Occasionally a new book surprises the publishing world. Some upstart company puts out a best-seller, or perhaps it s self-published. There's no great budget behind the book's sue-cess—no TV ads, store displays, talk show appearances. The book succeeds through word of mouth because it meets a need. And the executives in the major publishing houses are left shaking their heads, wondering, Why didn't we see that coming? (And they scramble to produce their own books to meet the newly recognized need.)

The modern craze for Christian fiction started that way, when Peretti's This Present Darkness struck gold. In the last few years of the century, we've seen another low-key book gain popularity: Experiencing God by Blackaby and King. Church Bible studies are using it as a curriculum and passing it throughout their churches, and to other churches. The Southern Baptist Convention was the incubator for this book (Blackaby and King both work with the SBC), but Experiencing God has crossed many denominational borders. (We have seen it used broadly in our Methodist and Presbyterian churches.)

What's the appeal? Experiencing God covers a subject that (amazingly) keeps getting lost in our ecclesiastical shuffles. We all want to experience God, don't we? But how quickly we forget about that as we hurry from our potluck suppers to our protest marches. Some churches emphasize knowledge about God and about the Bible. Some want to fight for God and redeem our society. Some want to draw new believers toward God and communicate effectively with seekers. There's nothing wrong with any of that, except it all leaves us hungering for something more basic: experiencing God's presence in our lives. That's the hunger that Blackaby and King have addressed.

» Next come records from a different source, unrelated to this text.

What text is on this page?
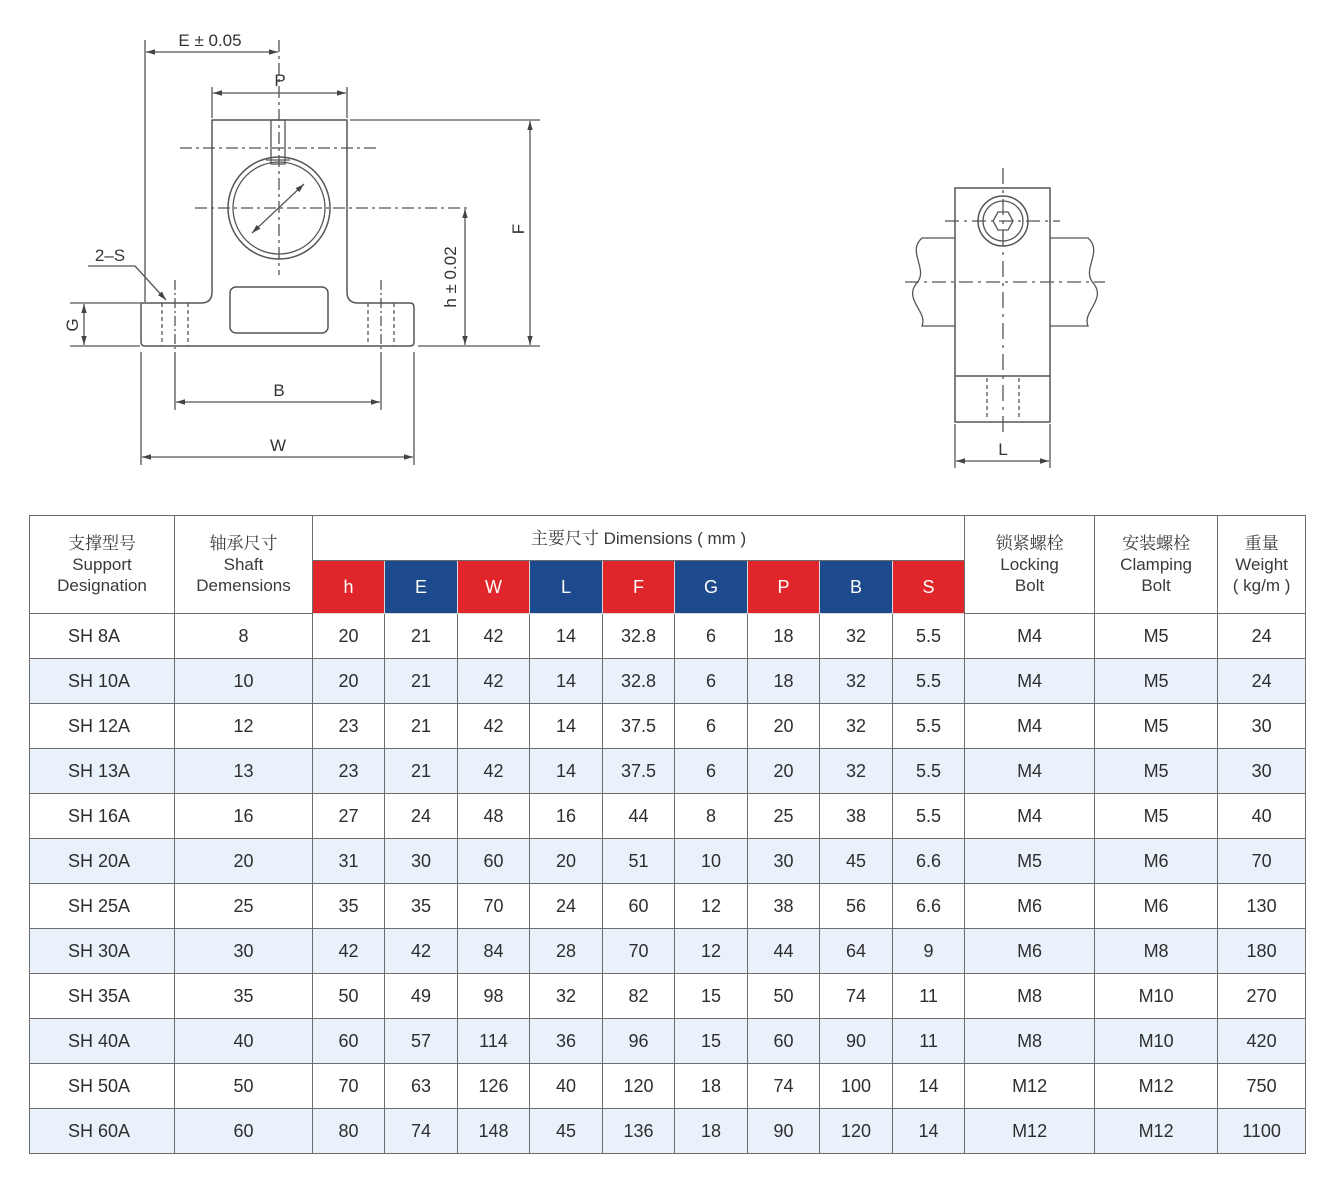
E ± 0.05
P
2–S
G
h ± 0.02
F
B
W	L
支撑型号
Support
Designation	轴承尺寸
Shaft
Demensions	主要尺寸 Dimensions ( mm )									锁紧螺栓
Locking
Bolt	安装螺栓
Clamping
Bolt	重量
Weight
( kg/m )

		h	E	W	L	F	G	P	B	S			
SH 8A	8	20	21	42	14	32.8	6	18	32	5.5	M4	M5	24
SH 10A	10	20	21	42	14	32.8	6	18	32	5.5	M4	M5	24
SH 12A	12	23	21	42	14	37.5	6	20	32	5.5	M4	M5	30
SH 13A	13	23	21	42	14	37.5	6	20	32	5.5	M4	M5	30
SH 16A	16	27	24	48	16	44	8	25	38	5.5	M4	M5	40
SH 20A	20	31	30	60	20	51	10	30	45	6.6	M5	M6	70
SH 25A	25	35	35	70	24	60	12	38	56	6.6	M6	M6	130
SH 30A	30	42	42	84	28	70	12	44	64	9	M6	M8	180
SH 35A	35	50	49	98	32	82	15	50	74	11	M8	M10	270
SH 40A	40	60	57	114	36	96	15	60	90	11	M8	M10	420
SH 50A	50	70	63	126	40	120	18	74	100	14	M12	M12	750
SH 60A	60	80	74	148	45	136	18	90	120	14	M12	M12	1100
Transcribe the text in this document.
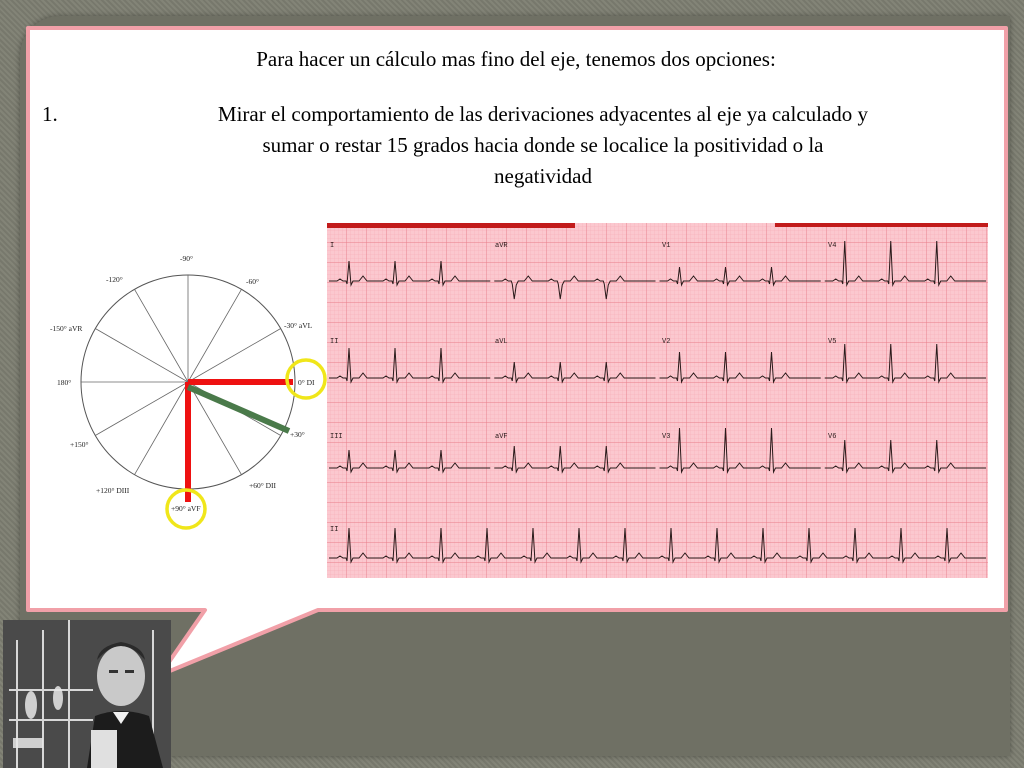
Para hacer un cálculo mas fino del eje, tenemos dos opciones:

1.	Mirar el comportamiento de las derivaciones adyacentes al eje ya calculado y
sumar o restar 15 grados hacia donde se localice la positividad o la
negatividad
-90°
-120°	-60°
-150° aVR	-30° aVL
180°	0° DI
+150°
+30°
+120° DIII
+60° DII
+90° aVF
I	aVR	V1	V4
II	aVL	V2	V5
III	aVF	V3	V6
II
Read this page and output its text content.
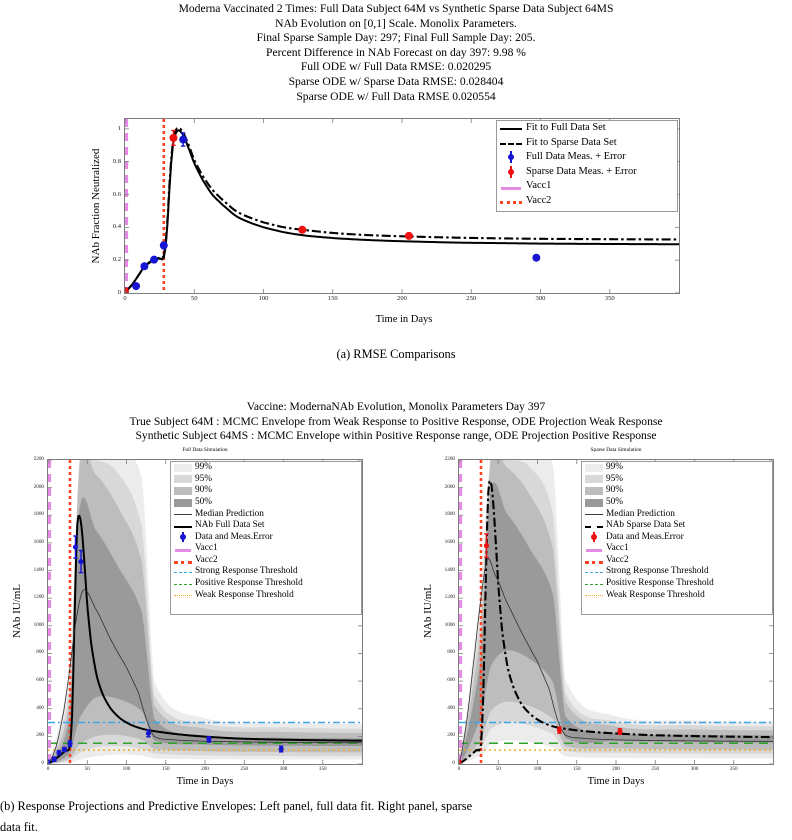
Moderna Vaccinated 2 Times: Full Data Subject 64M vs Synthetic Sparse Data Subject 64MS
NAb Evolution on [0,1] Scale. Monolix Parameters.
Final Sparse Sample Day: 297; Final Full Sample Day: 205.
Percent Difference in NAb Forecast on day 397: 9.98 %
Full ODE w/ Full Data RMSE: 0.020295
Sparse ODE w/ Sparse Data RMSE: 0.028404
Sparse ODE w/ Full Data RMSE 0.020554
NAb Fraction Neutralized
Time in Days
0	50	100	150	200	250	300	350
0
0.2
0.4
0.6
0.8
1	Fit to Full Data Set
Fit to Sparse Data Set
Full Data Meas. + Error
Sparse Data Meas. + Error
Vacc1
Vacc2
(a) RMSE Comparisons
Vaccine: ModernaNAb Evolution, Monolix Parameters Day 397
True Subject 64M : MCMC Envelope from Weak Response to Positive Response, ODE Projection Weak Response
Synthetic Subject 64MS : MCMC Envelope within Positive Response range, ODE Projection Positive Response
Full Data Simulation
NAb IU/mL
Time in Days
0	50	100	150	200	250	300	350
0
200
400
600
800
1000
1200
1400
1600
1800
2000
2200
99%
95%
90%
50%
Median Prediction
NAb Full Data Set
Data and Meas.Error
Vacc1
Vacc2
Strong Response Threshold
Positive Response Threshold
Weak Response Threshold
Sparse Data Simulation
NAb IU/mL
Time in Days
0	50	100	150	200	250	300	350
0
200
400
600
800
1000
1200
1400
1600
1800
2000
2200
99%
95%
90%
50%
Median Prediction
NAb Sparse Data Set
Data and Meas.Error
Vacc1
Vacc2
Strong Response Threshold
Positive Response Threshold
Weak Response Threshold
(b) Response Projections and Predictive Envelopes: Left panel, full data fit. Right panel, sparse
data fit.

Critics have panned the book for several reasons. Sure, it's simplistic and it uses too many stories about church buildings and ministries and finances. But somehow its readers have been getting past all those problems. They've been learning how to experience God in their own lives—and in their own churches.

Experiencing God is systematic and practical, offering seven principles and ways of applying them. "God is always at work around you" is the first principle. Blackaby and King go on to talk about how God invites us to work with him, how he speaks to us, and how we can respond to him. If God has seemed merely like an academic notion to you, or some distant spiritual enLity, this is exciting stuff—you can participate in the work of God! And if your church has too many committee meetings and not enough life-changing events, these ideas are revolutionary.

The book is actually a workbook with assignments for twelve "units" of five days each. Readers are led in the study of Scripture and invited to write down their responses. Publishers will tell you that workbooks don't sell, that no one wants to go back to school. Guess again. Often a book will be so successful that a workbook will be published later. In this case the workbook came, first (1990), and the book with the same title followed (1994); both achieved best-seller status.

We know it's iffy to put such a recent book in our list of the most important Christian books of the century. Usually you need time to sift out the trivial from the tried and true. But we include Experiencing God not only on its own merits, but as a representative of all the "little" books that bring Christian publishing back to its basic principles—authors with ideas to share with readers, ideas that just might change some lives.